„Gemeinsam an einem Strang ziehen“

Zum internationalen Tag der Menschenrechte lud die Aktion Deutschland Hilft in Kooperation mit dem Auswärtigen Amt am vergangenen Donnerstag zum Dialogforum in das historische Museum Frankfurt ein.

Wie kann Humanitäre Hilfe effektiver werden und welchen Beitrag kann die Wirtschaft dazu leisten? Wie können strategische Partnerschaften zwischen auslandsaktiven Unternehmen und humanitären Akteuren zu einer „Win-Win-Situation“ werden? Diese Fragen stand im Zentrum des Dialogforums „Unternehmen als humanitäre Akteure“.

Das Dialogforum bildet den Auftakt der Initiative „CSR humanitär“, die unter der Schirmherrschaft von Michael Brand MdB (Vorsitzender im Ausschuss für Menschenrechte und Humanitäre Hilfe) sowie Christoph Strässer MdB (Beauftragter der Bundesregierung für Menschenrechtspolitik und Humanitäre Hilfe) steht und den Austausch zwischen humanitären Akteuren und der Wirtschaft fördern will.

Vertreter aus Wirtschaft, Wissenschaft und Politik kamen zusammen und auch Lufthansa Cargo war vertreten: Flugbetriebsleiter Wolfgang Raebiger erzählte von seinen Erfahrungen bei der Planung und Durchführung der Hilfsflüge nach Manila und in die Ebola Regionen in Sierra Leone. „Kern dieser Veranstaltung ist der Austausch mit den anderen Teilnehmern und das Voneinander-lernen. Nur so können wir unsere Hilfe künftig noch weiter optimieren“, betonte Raebiger.
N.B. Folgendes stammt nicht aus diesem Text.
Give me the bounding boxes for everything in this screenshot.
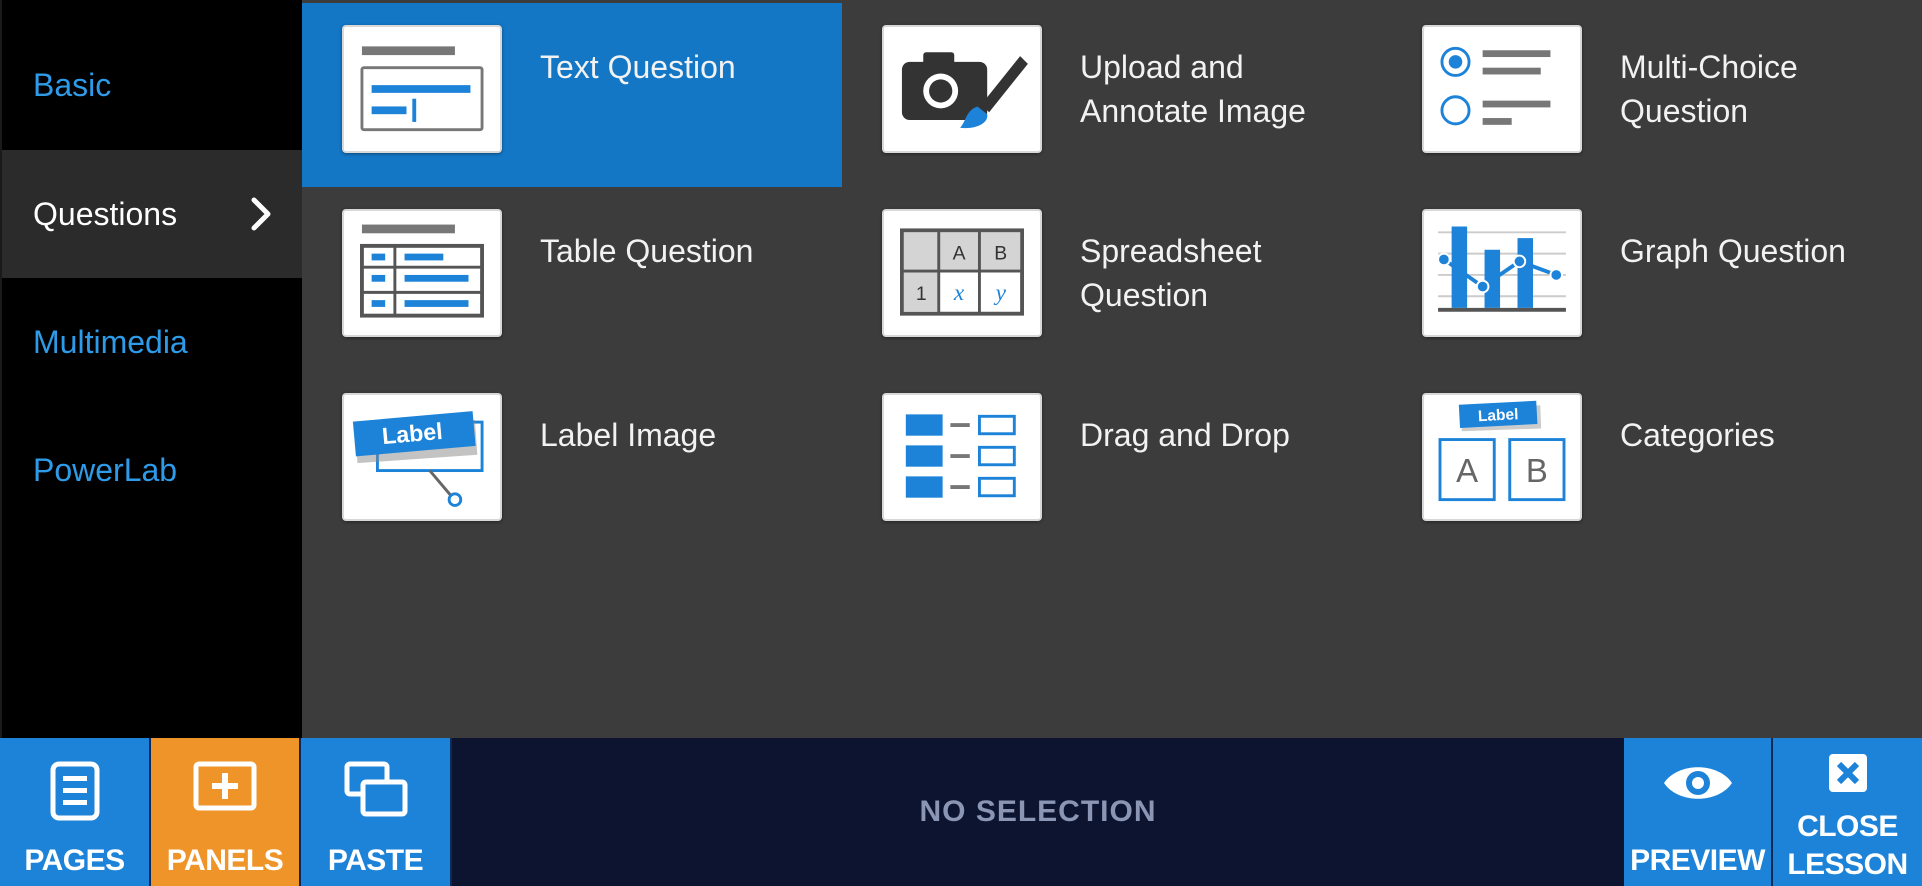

„Bei dieser Auftaktveranstaltung haben wir einen Dialogprozess angestoßen, der mit dem heutigen Tag nicht endet“, freute sich Moderatorin Heike Leitschuh über den regen Austausch. Bereits im nächsten Jahr ist eine Anschlussveranstaltung in Berlin geplant.
Denn eines ist unumstritten: Humanitäre Hilfe wird auch in den nächsten Jahren ein wichtiges Thema bleiben. Nach einer aktuellen Prognose der Bundesregierung werden im Jahr 2016 voraussichtlich 125 Millionen Menschen  humanitäre Hilfe zum Überleben brauchen.